Au niveau du sol, la couche de revêtement se solidifie à une vitesse déterminée par celle de la lampe. Si la lampe ne fonctionne pas correctement, le processus de séchage ralentit, la couche reste collante, et il faut passer le reste de la semaine à corriger ces problèmes. Le problème ne vient généralement ni de l’encre ni de la résine, mais bien de la lampe – plus précisément, du quartz et de l’énergie spectrale qui atteint réellement le substrat.
Puissance, spectre et énergie délivrée Nous concevons des lampes de séchage UV pour les revêtements de sol en utilisant un système de décharge à vapeur de mercure à haute pression, afin d’assurer une sortie constante dans toute la bande UVA/UVB. L’intensité d’émission au niveau du substrat doit être suffisante pour dépasser le seuil de activation des photoinitateurs, et la densité d’énergie délivrée (en mJ/cm²) doit être suffisante pour permettre le cross-linking dans toute l’épaisseur de la couche.
Le facteur limitant est le quartz : il faut utiliser du quartz de pureté 99,99 % pour éviter la solarisation et garantir une transmission UV efficace. Ainsi, la lampe peut fonctionner pendant des milliers d’heures. Il est également important d’avoir une sortie spectrale constante, une reproductibilité entre lampes, ainsi qu’un profil de réflecteur qui dirige les rayons UV là où ils sont nécessaires, c’est-à-dire directement sur la surface à traiter.
Pourquoi cela fonctionne pour les revêtements de sol Les revêtements de sol sont généralement riches en solides, pigmentés, et appliqués en couches épaisses. Ils nécessitent donc une pénétration profonde et un cross-linking complet, et non simplement une couche superficielle. Le spectre large et l’intensité d’émission élevée de ces lampes activent les photoinitateurs dans toute la couche, ce qui réduit les résidus non cuits et améliore la rigidité du revêtement.

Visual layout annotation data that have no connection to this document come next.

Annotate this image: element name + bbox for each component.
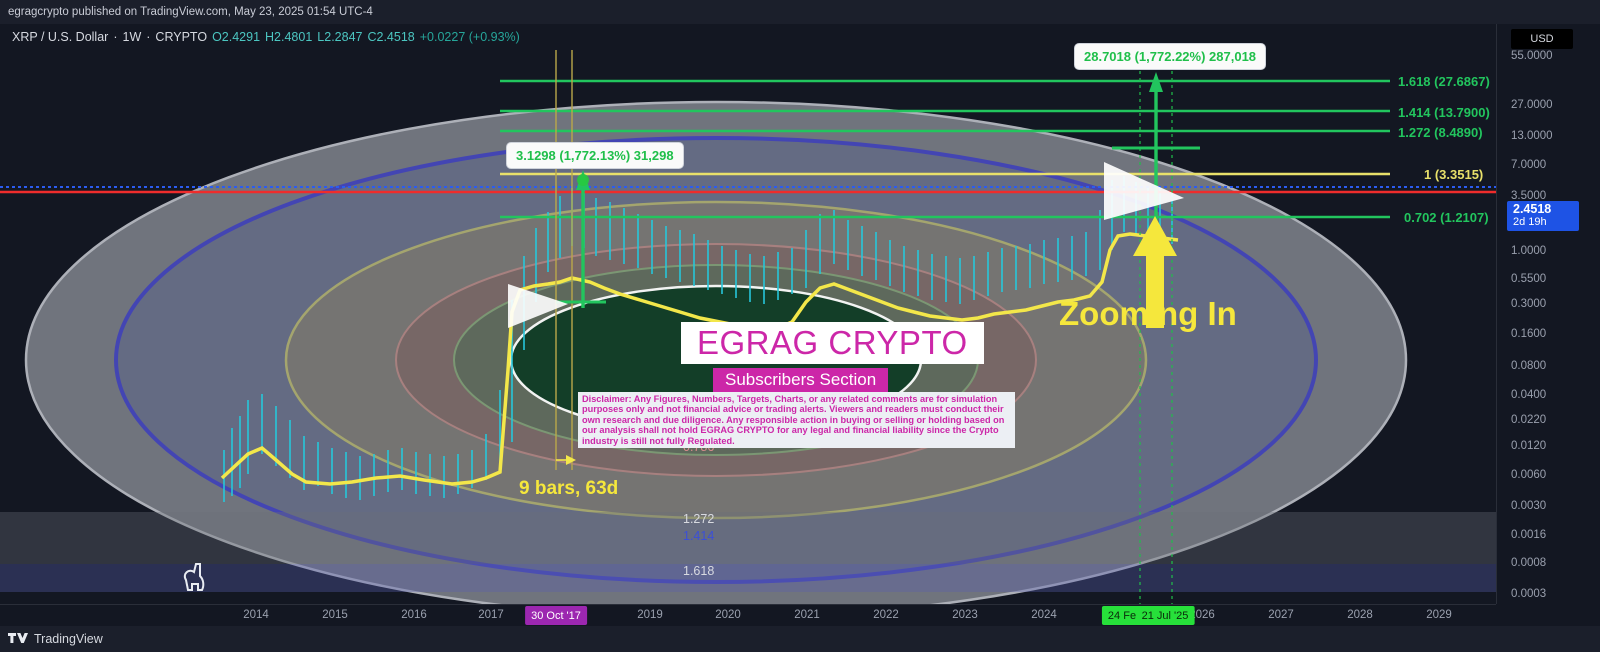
price-tick: 7.0000 [1511, 159, 1546, 171]
time-tick: 2022 [873, 609, 899, 621]
time-axis[interactable]: 2014201520162017201920202021202220232024… [0, 604, 1496, 626]
right-measure-tag: 28.7018 (1,772.22%) 287,018 [1074, 43, 1266, 70]
fib-right-0702: 0.702 (1.2107) [1404, 210, 1489, 225]
current-price-value: 2.4518 [1513, 202, 1579, 216]
ohlc-close: C2.4518 [367, 30, 414, 44]
fib-label-1272: 1.272 [683, 512, 714, 526]
bars-duration-label: 9 bars, 63d [519, 478, 618, 500]
time-tick: 2020 [715, 609, 741, 621]
footer-bar: TradingView [0, 626, 1600, 652]
symbol-info-bar: XRP / U.S. Dollar · 1W · CRYPTO O2.4291 … [0, 24, 1600, 50]
fib-label-1618: 1.618 [683, 564, 714, 578]
time-tick: 2016 [401, 609, 427, 621]
price-tick: 55.0000 [1511, 50, 1553, 62]
price-tick: 0.0003 [1511, 588, 1546, 600]
price-tick: 0.3000 [1511, 298, 1546, 310]
price-tick: 0.0220 [1511, 414, 1546, 426]
watermark-title: EGRAG CRYPTO [681, 322, 984, 364]
tradingview-chart-screenshot: egragcrypto published on TradingView.com… [0, 0, 1600, 652]
time-tick: 2023 [952, 609, 978, 621]
separator-1: · [113, 30, 117, 44]
fib-label-1414: 1.414 [683, 529, 714, 543]
ohlc-high: H2.4801 [265, 30, 312, 44]
price-tick: 0.0800 [1511, 360, 1546, 372]
time-tick: 2028 [1347, 609, 1373, 621]
watermark-subtitle: Subscribers Section [713, 368, 888, 392]
price-tick: 0.0120 [1511, 440, 1546, 452]
symbol-name[interactable]: XRP / U.S. Dollar [12, 30, 108, 44]
price-axis[interactable]: USD 55.000027.000013.00007.00003.50001.0… [1496, 24, 1600, 604]
chart-plot-area[interactable]: 0.702 0.786 1.272 1.414 1.618 EGRAG CRYP… [0, 50, 1496, 604]
time-tick: 2024 [1031, 609, 1057, 621]
fib-right-1414: 1.414 (13.7900) [1398, 105, 1490, 120]
fib-band-fills [0, 512, 1496, 592]
current-price-countdown: 2d 19h [1513, 216, 1579, 229]
price-tick: 0.0030 [1511, 500, 1546, 512]
current-price-badge: 2.4518 2d 19h [1507, 201, 1579, 231]
price-tick: 0.0008 [1511, 557, 1546, 569]
price-tick: 27.0000 [1511, 99, 1553, 111]
ohlc-open: O2.4291 [212, 30, 260, 44]
price-tick: 0.1600 [1511, 328, 1546, 340]
tradingview-brand: TradingView [34, 632, 103, 646]
price-tick: 1.0000 [1511, 245, 1546, 257]
left-measure-tag: 3.1298 (1,772.13%) 31,298 [506, 142, 684, 169]
price-tick: 0.5500 [1511, 273, 1546, 285]
ohlc-low: L2.2847 [317, 30, 362, 44]
time-tick: 2017 [478, 609, 504, 621]
ohlc-change: +0.0227 (+0.93%) [420, 30, 520, 44]
price-tick: 0.0060 [1511, 469, 1546, 481]
fib-right-1618: 1.618 (27.6867) [1398, 74, 1490, 89]
time-tick: 2029 [1426, 609, 1452, 621]
watermark-disclaimer: Disclaimer: Any Figures, Numbers, Target… [578, 392, 1015, 448]
interval-label[interactable]: 1W [123, 30, 142, 44]
fib-right-1272: 1.272 (8.4890) [1398, 125, 1483, 140]
zooming-in-label: Zooming In [1059, 295, 1237, 333]
fib-right-1: 1 (3.3515) [1424, 167, 1483, 182]
time-tick: 2027 [1268, 609, 1294, 621]
price-tick: 0.0400 [1511, 389, 1546, 401]
price-tick: 0.0016 [1511, 529, 1546, 541]
currency-badge[interactable]: USD [1511, 29, 1573, 49]
time-tick: 2015 [322, 609, 348, 621]
publication-text: egragcrypto published on TradingView.com… [8, 6, 373, 18]
separator-2: · [146, 30, 150, 44]
time-badge[interactable]: 21 Jul '25 [1136, 606, 1195, 625]
publication-bar: egragcrypto published on TradingView.com… [0, 0, 1600, 24]
exchange-label: CRYPTO [155, 30, 207, 44]
time-tick: 2019 [637, 609, 663, 621]
time-tick: 2021 [794, 609, 820, 621]
tradingview-logo-icon [8, 633, 28, 646]
time-tick: 2014 [243, 609, 269, 621]
price-tick: 13.0000 [1511, 130, 1553, 142]
time-badge[interactable]: 30 Oct '17 [525, 606, 587, 625]
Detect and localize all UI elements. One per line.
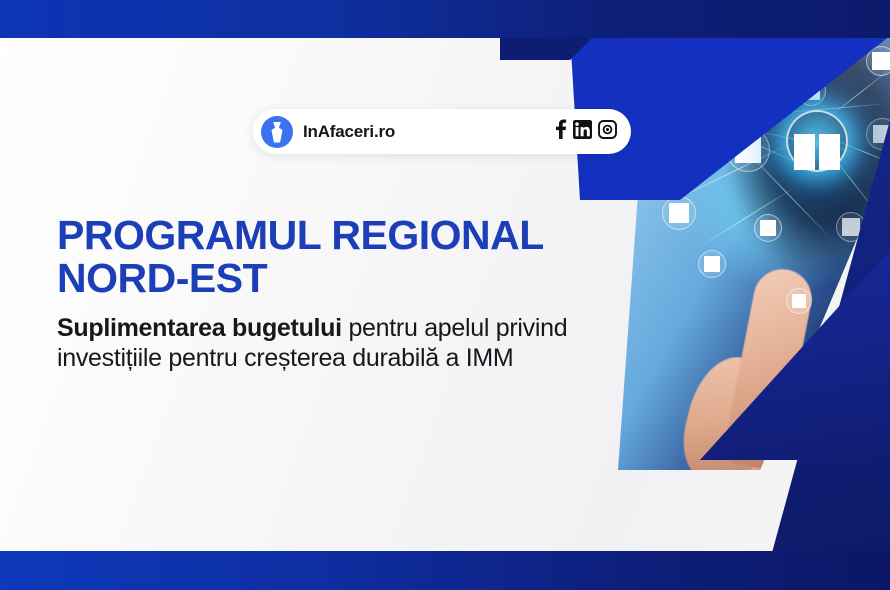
person-icon [819, 134, 840, 170]
people-pair-icon [794, 134, 839, 170]
page-title-line-2: NORD-EST [57, 257, 617, 300]
top-bar [0, 0, 890, 38]
brand-pill[interactable]: InAfaceri.ro [253, 109, 631, 154]
brand-name: InAfaceri.ro [303, 122, 395, 142]
page-subtitle: Suplimentarea bugetului pentru apelul pr… [57, 313, 657, 373]
person-icon [872, 52, 889, 69]
person-icon [794, 134, 815, 170]
page-title: PROGRAMUL REGIONAL NORD-EST [57, 214, 617, 300]
bottom-bar [0, 551, 890, 590]
person-icon [760, 220, 776, 236]
network-node [754, 214, 782, 242]
network-link [700, 188, 794, 247]
page-title-line-1: PROGRAMUL REGIONAL [57, 214, 617, 257]
linkedin-icon[interactable] [573, 120, 592, 144]
person-icon [704, 256, 720, 272]
person-icon [792, 294, 807, 309]
necktie-blade [272, 127, 283, 143]
person-icon [842, 218, 859, 235]
banner: InAfaceri.ro [0, 0, 890, 590]
network-node [662, 196, 696, 230]
instagram-icon[interactable] [598, 120, 617, 144]
network-node [786, 288, 812, 314]
facebook-icon[interactable] [554, 119, 567, 144]
necktie-shape [271, 122, 283, 143]
social-links [554, 119, 617, 144]
network-hub-node [786, 110, 848, 172]
necktie-icon [261, 116, 293, 148]
page-subtitle-bold: Suplimentarea bugetului [57, 314, 342, 342]
network-node [698, 250, 726, 278]
person-icon [669, 203, 689, 223]
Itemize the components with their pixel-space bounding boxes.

Les avantages sont des vitesses de traitement plus élevées, moins de produits rejetés, et un processus de séchage stable d’une séance à l’autre. Nos lampes peuvent fonctionner pendant plus de 5 000 heures, avec moins de 5 % de baisse de performance, à condition de maintenir les réflecteurs en bon état et une tension électrique stable.
Installation, compatibilité et réalités opérationnelles Ces lampes ne sont pas universellement compatibles. Il est nécessaire d’adapter la longueur de l’arc, le type de base et l’interface électrique au système UV existant. De plus, il faut s’assurer que le ballast et l’allumeur soient compatibles avec le fonctionnement à haute pression de mercure.
La puissance délivrée dépend fortement du refroidissement : il est important de maintenir un flux d’air constant pour éviter les zones chaudes et tout stress prématuré sur le revêtement de la lampe. Il est également nécessaire de nettoyer régulièrement les réflecteurs et de vérifier leur spectre. La poussière et les résidus de solvants sur les réflecteurs réduisent l’énergie délivrée bien avant que la lampe n’atteigne la fin de sa durée de vie. Et comme la puissance délivrée dépend de la tension électrique, il est essentiel de la stabiliser si l’on souhaite un processus de séchage fiable.